The euro, which rose versus the U.S. dollar on Friday, was down around 0.4 per cent at US$1.12665.
Japan’s yen steadied and was up around 0.2 per cent on the day versus the U.S. dollar at 113.33 in early trading.
More company news
Vermilion Energy Inc. says it has signed a deal to increase its stake in the Corrib natural gas project off the coast of Ireland. Under an agreement with Equinor ASA, the Calgary-based company says it will pay $556 million for Equinor Energy Ireland Ltd., which owns a 36.5 per cent stake in Corrib. Vermilion says its operated interest in Corrib will increase to 56.5 per cent with the deal.
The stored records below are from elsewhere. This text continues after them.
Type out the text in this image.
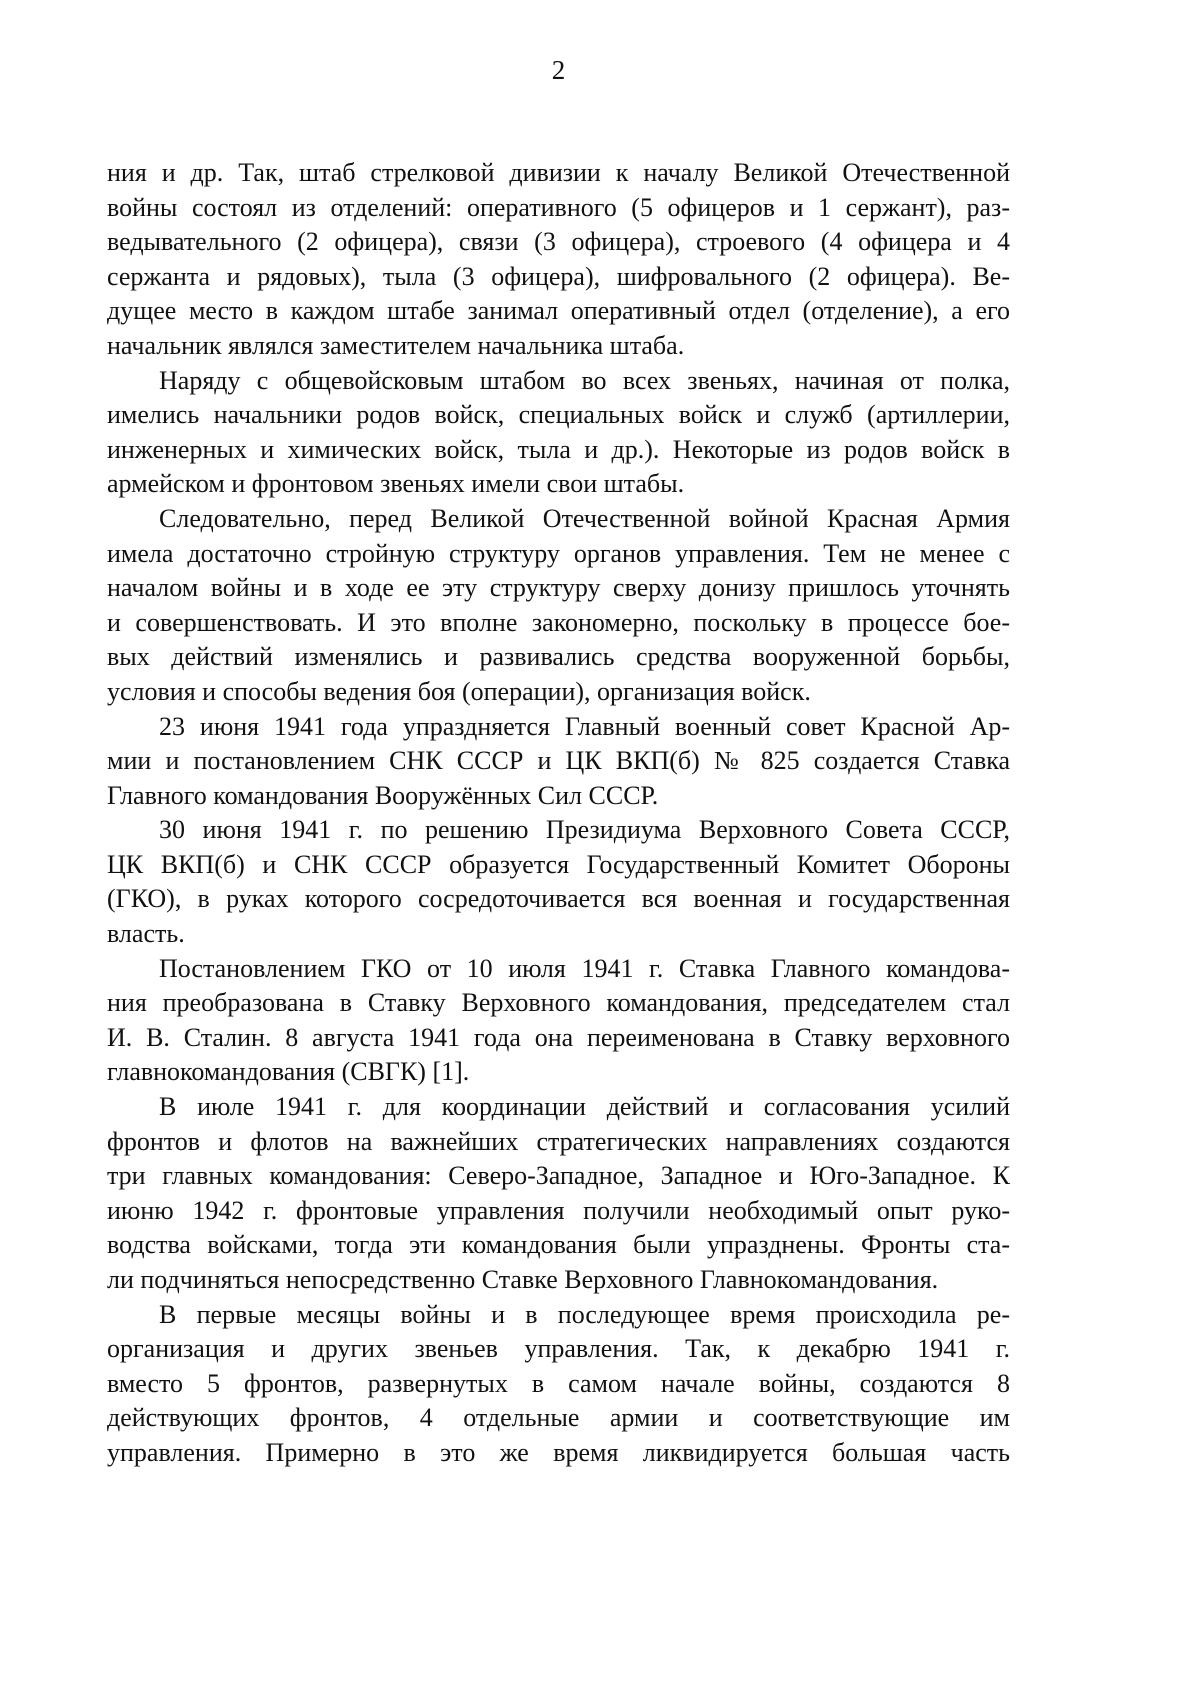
2
ния и др. Так, штаб стрелковой дивизии к началу Великой Отечественной
войны состоял из отделений: оперативного (5 офицеров и 1 сержант), раз-
ведывательного (2 офицера), связи (3 офицера), строевого (4 офицера и 4
сержанта и рядовых), тыла (3 офицера), шифровального (2 офицера). Ве-
дущее место в каждом штабе занимал оперативный отдел (отделение), а его
начальник являлся заместителем начальника штаба.
Наряду с общевойсковым штабом во всех звеньях, начиная от полка,
имелись начальники родов войск, специальных войск и служб (артиллерии,
инженерных и химических войск, тыла и др.). Некоторые из родов войск в
армейском и фронтовом звеньях имели свои штабы.
Следовательно, перед Великой Отечественной войной Красная Армия
имела достаточно стройную структуру органов управления. Тем не менее с
началом войны и в ходе ее эту структуру сверху донизу пришлось уточнять
и совершенствовать. И это вполне закономерно, поскольку в процессе бое-
вых действий изменялись и развивались средства вооруженной борьбы,
условия и способы ведения боя (операции), организация войск.
23 июня 1941 года упраздняется Главный военный совет Красной Ар-
мии и постановлением СНК СССР и ЦК ВКП(б) № 825 создается Ставка
Главного командования Вооружённых Сил СССР.
30 июня 1941 г. по решению Президиума Верховного Совета СССР,
ЦК ВКП(б) и СНК СССР образуется Государственный Комитет Обороны
(ГКО), в руках которого сосредоточивается вся военная и государственная
власть.
Постановлением ГКО от 10 июля 1941 г. Ставка Главного командова-
ния преобразована в Ставку Верховного командования, председателем стал
И. В. Сталин. 8 августа 1941 года она переименована в Ставку верховного
главнокомандования (СВГК) [1].
В июле 1941 г. для координации действий и согласования усилий
фронтов и флотов на важнейших стратегических направлениях создаются
три главных командования: Северо-Западное, Западное и Юго-Западное. К
июню 1942 г. фронтовые управления получили необходимый опыт руко-
водства войсками, тогда эти командования были упразднены. Фронты ста-
ли подчиняться непосредственно Ставке Верховного Главнокомандования.
В первые месяцы войны и в последующее время происходила ре-
организация и других звеньев управления. Так, к декабрю 1941 г.
вместо 5 фронтов, развернутых в самом начале войны, создаются 8
действующих фронтов, 4 отдельные армии и соответствующие им
управления. Примерно в это же время ликвидируется большая часть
Walmart Inc said that Brett Biggs would step down from his role as the retailer’s chief financial officer next year.
(8:30 a.m. ET) Canada’s industrial product and raw materials price indexes for October.
(10 a.m. ET) U.S. pending home sales for October.
(2 p.m. ET) Bank of Canada Governor Tiff Macklem makes opening remarks at the 2021 Symposium on Indigenous Economies (videoconference).
(3:05 p.m. ET) U.S. Fed Chair Jerome Powell makes opening remarks at New York Fed Innovation Event.